C'est ce qu'a affirmé Bruno Le Maire ce jeudi après-midi: "Nous avons pris la décision d'exercer le droit de préemption de l'État sur STX", a indiqué le ministre de l'Économie au nom des "intérêts stratégiques de la France dans les chantiers navals". Cette opération est toutefois temporaire, les chantiers navals de Saint-Nazaire n'ayant "pas vocation" à rester dans le giron de l'État, a-t-il précisé.

"Les chantiers de Saint-Nazaire sont un outil industriel unique en France. Nous voulions donc garantir aux salariés, mais aussi à la Région, aux clients, aux sous-traitants, à tous les Français, que les compétences exceptionnelles des chantiers en termes de construction resteront en France", a-t-il détaillé, se refusant néanmoins à parler de "nationalisation" durant tout son discours.

Cette décision intervient sur fond de conflit entre Paris et Rome. Alors que l'État français souhaite un partage à parts égales du capital des chantiers navals, les autorités italiennes refusent catégoriquement. L'accord initial, passé par l'ancien gouvernement, prévoyait en effet que l'italien Fincantieri obtienne 48% du capital, épaulé par l'investisseur -lui aussi italien- Fondazione CR Trieste à hauteur d'environ 7%. 

Les ministres italiens ont quant à eux jugé la décision de nationaliser STX "grave et incompréhensibles". 

Reprise des négociations mardi

Mais le nouveau gouvernement français juge que cette situation reviendrait à faire de Fincantieri l'actionnaire majoritaire, étant donné ses liens avec Fondazione CR Trieste. Il espère toutefois poursuivre les discussions avec la société de construction navale italienne, seule candidate à la reprise de STX. 

"Nous allons reprendre la discussion, la reprendre sereinement, la reprendre dès mardi prochain à Rome et j'ai bon espoir que nous trouverons dans les semaines qui viennent les modalités de cet accord industriel européen avec l'Italie dans le domaine de la construction navale", a déclaré le locataire de Bercy.

Dans la soirée, l'Élysée a affirmé qu'Emmanuel Macron souhaitait "un accord qui fasse une large place à Fincantieri". Le chef de l'État a appelé Paolo Gentiloni pour "dissiper toute mauvaise interprétation". "C'est évidemment une décision transitoire pendant laquelle les discussions continuent pour trouver un accord, et notre souhait est évidemment que cet accord fasse une large place à Fincantieri", a fait valoir l'Élysée, assurant que "M. Gentiloni était très apaisé" à l'issue de sa conversation avec Emmanuel Macron.

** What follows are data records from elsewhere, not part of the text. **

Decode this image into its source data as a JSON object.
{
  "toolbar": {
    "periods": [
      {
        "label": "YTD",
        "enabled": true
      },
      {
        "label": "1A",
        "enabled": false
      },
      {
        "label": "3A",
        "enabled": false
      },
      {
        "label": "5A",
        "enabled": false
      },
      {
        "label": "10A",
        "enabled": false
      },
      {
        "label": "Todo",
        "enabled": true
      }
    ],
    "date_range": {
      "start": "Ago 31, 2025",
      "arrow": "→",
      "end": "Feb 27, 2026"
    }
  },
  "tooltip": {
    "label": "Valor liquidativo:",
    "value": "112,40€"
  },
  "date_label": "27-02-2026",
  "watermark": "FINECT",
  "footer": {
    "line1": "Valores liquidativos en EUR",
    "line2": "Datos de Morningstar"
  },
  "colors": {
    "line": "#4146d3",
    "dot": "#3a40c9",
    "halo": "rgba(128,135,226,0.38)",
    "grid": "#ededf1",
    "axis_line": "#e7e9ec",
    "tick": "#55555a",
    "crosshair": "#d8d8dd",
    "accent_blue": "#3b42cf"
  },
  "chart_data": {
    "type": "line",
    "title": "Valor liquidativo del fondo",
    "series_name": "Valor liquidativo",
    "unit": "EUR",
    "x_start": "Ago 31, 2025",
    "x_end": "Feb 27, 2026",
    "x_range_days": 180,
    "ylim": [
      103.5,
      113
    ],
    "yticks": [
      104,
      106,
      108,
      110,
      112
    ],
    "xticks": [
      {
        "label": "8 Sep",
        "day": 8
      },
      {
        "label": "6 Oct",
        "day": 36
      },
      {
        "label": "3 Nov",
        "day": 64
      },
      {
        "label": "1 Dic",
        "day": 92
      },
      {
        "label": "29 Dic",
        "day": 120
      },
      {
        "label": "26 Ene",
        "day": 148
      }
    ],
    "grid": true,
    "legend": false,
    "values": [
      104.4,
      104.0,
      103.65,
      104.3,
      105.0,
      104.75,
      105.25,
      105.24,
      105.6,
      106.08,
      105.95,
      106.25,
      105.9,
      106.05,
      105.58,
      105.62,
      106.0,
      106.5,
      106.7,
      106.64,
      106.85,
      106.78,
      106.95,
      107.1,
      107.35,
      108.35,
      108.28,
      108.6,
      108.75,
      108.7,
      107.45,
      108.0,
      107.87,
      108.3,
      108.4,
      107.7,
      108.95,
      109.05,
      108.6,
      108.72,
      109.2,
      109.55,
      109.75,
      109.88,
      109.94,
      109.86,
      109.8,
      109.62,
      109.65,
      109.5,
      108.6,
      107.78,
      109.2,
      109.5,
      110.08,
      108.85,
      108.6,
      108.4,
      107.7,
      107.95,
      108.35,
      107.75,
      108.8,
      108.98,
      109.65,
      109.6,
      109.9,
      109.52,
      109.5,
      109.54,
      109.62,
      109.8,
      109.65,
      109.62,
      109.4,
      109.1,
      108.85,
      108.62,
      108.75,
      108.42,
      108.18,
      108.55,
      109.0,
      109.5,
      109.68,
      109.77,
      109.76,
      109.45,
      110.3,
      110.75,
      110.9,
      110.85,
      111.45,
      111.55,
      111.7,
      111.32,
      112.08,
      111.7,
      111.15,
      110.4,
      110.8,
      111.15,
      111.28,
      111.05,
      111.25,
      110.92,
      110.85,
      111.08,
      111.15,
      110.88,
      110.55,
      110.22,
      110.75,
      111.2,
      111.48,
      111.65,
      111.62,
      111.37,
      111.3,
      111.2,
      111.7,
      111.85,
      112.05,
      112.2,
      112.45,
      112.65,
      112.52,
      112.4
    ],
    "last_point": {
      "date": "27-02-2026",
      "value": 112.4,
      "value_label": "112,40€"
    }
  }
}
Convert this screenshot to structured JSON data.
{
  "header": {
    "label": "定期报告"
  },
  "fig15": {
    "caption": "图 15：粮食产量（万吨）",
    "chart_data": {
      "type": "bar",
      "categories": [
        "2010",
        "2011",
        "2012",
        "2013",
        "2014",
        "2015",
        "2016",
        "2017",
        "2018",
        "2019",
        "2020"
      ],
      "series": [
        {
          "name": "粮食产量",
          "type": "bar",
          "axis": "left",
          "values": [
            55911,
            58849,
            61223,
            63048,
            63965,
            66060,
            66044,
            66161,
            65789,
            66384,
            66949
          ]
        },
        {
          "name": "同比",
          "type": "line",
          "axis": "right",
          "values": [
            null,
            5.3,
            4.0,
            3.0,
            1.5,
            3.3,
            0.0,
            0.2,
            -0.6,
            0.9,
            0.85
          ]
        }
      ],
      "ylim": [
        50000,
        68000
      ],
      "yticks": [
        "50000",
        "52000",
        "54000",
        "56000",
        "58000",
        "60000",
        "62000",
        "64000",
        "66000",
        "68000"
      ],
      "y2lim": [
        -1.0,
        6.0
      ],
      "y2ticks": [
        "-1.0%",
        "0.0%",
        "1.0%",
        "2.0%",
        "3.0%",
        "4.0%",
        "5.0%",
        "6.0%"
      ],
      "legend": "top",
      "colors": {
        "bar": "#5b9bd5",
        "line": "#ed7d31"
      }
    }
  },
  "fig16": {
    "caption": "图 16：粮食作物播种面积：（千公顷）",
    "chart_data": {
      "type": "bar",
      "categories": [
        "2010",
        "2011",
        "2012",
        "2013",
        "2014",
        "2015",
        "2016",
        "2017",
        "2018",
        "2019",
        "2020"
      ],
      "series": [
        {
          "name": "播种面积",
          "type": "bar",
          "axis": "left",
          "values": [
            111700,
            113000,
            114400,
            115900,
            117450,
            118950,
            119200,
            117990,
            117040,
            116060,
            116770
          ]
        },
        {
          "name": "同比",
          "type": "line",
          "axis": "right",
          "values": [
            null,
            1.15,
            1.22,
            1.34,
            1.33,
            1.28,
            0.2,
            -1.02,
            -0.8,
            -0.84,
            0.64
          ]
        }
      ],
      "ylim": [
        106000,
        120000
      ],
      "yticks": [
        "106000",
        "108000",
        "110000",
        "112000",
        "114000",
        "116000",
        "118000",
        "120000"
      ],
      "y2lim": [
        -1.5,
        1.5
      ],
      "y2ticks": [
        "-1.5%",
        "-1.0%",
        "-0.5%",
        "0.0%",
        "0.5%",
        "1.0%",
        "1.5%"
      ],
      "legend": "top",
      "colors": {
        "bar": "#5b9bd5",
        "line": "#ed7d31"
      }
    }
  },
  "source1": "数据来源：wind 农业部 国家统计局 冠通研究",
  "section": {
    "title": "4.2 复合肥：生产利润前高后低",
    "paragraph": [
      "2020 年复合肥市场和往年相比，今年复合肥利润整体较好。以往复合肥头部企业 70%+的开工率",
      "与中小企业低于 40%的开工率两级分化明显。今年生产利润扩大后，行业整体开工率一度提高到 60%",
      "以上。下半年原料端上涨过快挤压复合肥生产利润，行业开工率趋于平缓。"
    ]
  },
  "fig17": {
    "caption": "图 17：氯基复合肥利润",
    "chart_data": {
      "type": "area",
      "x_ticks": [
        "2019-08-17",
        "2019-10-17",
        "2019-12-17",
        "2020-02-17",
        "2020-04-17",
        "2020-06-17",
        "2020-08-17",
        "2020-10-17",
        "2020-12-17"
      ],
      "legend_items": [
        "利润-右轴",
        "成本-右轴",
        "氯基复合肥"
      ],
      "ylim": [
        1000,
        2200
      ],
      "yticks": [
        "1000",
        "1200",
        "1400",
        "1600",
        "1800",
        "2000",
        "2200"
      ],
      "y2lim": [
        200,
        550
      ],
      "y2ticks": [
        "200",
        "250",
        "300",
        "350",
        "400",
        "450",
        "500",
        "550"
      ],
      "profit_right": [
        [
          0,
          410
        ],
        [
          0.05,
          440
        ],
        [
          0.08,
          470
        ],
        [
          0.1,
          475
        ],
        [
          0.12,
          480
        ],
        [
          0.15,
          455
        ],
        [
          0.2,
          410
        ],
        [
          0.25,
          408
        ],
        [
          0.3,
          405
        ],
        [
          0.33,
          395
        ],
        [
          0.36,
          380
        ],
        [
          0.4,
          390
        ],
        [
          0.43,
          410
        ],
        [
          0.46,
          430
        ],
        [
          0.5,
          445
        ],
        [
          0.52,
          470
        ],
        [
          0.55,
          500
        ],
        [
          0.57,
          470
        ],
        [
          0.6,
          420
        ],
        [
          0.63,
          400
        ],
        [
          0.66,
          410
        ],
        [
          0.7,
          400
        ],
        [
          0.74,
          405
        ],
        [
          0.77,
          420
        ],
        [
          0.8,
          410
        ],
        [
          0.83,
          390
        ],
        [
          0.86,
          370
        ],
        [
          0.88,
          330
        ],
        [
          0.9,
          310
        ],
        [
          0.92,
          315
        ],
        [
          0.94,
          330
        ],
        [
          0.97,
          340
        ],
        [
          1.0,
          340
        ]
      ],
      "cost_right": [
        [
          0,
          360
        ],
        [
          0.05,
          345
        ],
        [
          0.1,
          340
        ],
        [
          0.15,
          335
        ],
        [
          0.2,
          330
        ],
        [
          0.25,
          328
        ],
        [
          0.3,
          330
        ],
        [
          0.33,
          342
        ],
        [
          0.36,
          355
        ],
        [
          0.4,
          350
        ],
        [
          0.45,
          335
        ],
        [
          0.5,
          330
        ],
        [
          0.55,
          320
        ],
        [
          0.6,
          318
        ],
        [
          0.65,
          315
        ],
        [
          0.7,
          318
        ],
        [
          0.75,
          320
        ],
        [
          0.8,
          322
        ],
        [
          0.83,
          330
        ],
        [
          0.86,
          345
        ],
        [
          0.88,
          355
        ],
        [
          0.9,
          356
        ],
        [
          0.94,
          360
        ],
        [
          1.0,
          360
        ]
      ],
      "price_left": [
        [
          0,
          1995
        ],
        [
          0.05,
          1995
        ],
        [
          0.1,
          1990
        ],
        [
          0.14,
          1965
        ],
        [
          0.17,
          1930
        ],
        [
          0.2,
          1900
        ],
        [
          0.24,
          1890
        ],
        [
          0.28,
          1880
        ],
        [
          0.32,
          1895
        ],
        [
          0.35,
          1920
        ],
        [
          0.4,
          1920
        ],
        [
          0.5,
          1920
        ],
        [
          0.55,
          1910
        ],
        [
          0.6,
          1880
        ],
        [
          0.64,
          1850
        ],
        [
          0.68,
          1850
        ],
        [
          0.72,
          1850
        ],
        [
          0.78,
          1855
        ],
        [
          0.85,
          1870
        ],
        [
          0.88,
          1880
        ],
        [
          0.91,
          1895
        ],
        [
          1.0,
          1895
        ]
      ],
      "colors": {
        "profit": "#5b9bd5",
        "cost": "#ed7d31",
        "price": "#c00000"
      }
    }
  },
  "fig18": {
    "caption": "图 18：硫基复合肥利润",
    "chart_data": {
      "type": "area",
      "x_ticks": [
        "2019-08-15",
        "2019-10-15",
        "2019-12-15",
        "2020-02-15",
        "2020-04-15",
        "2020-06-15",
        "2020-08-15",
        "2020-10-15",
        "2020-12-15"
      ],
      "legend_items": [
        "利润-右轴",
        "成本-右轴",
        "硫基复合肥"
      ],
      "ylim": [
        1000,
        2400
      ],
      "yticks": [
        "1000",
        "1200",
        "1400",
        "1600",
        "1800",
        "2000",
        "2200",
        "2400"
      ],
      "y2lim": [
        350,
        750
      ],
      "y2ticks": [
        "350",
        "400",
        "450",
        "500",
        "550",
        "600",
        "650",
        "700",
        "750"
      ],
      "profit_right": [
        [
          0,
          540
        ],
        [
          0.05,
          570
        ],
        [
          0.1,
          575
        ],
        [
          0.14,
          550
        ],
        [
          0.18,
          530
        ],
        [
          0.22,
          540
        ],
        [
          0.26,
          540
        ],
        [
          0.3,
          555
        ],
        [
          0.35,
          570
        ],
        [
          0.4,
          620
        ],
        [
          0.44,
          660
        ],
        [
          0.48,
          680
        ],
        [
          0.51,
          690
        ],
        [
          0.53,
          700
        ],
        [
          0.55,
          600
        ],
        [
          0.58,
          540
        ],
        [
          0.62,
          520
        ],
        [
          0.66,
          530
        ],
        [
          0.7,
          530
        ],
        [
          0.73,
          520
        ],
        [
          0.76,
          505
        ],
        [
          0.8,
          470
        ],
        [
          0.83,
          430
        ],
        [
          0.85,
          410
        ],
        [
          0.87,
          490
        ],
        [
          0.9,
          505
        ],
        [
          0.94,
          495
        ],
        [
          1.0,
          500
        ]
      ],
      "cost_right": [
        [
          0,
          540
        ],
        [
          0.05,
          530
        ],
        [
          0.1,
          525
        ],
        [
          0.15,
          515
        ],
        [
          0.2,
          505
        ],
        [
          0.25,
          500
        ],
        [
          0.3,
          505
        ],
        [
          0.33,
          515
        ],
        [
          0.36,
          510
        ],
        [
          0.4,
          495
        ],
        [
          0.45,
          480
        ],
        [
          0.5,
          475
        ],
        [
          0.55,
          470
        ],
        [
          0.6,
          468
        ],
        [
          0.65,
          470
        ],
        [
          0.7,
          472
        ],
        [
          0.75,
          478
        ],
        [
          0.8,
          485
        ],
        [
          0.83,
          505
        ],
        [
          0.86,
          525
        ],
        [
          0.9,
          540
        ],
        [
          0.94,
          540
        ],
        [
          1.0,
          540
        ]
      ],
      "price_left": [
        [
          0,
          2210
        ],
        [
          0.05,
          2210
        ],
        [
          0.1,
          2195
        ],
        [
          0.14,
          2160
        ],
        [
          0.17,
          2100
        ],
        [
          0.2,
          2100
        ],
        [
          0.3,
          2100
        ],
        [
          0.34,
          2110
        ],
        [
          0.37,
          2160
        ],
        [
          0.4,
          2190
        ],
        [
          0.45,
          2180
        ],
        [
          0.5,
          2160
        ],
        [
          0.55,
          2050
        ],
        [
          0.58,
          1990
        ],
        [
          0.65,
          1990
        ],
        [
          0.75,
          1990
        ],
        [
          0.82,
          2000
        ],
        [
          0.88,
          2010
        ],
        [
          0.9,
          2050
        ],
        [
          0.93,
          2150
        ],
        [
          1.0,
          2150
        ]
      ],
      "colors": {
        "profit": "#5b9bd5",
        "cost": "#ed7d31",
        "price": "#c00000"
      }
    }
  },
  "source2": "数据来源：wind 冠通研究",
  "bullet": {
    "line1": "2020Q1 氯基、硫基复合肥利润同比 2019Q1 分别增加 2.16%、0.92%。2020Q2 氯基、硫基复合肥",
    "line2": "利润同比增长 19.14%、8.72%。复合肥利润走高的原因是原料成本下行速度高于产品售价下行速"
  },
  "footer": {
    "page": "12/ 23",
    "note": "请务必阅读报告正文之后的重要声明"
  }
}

Un coût de 80 millions d'euros

Pour maintenir les chantiers navals à Saint-Nazaire, l'État déboursera "environ 80 millions d'euros", a souligné le ministre de l'Économie. "La somme sera prise en charge par l'Agence des Participations de l'État", a-t-il précisé, assurant que l'État pourrait "récupérer cette mise [...] dès que nous aurons trouvé une solution industrielle", avec l'Italie et le groupe Fincantieri. 

De se son côté, la direction de STX a affirmé "prendre acte" de la nationalisation mais a déploré dans le même temps "un nouveau délai fâcheux". "Ce nouveau délai est fâcheux car il prolonge une longue période d'incertitude qui est nuisible à notre entreprise, notamment au développement de nos activités nouvelles et au montage de nos financements", a déclaré dans un communiqué la direction du dernier grand chantier naval français.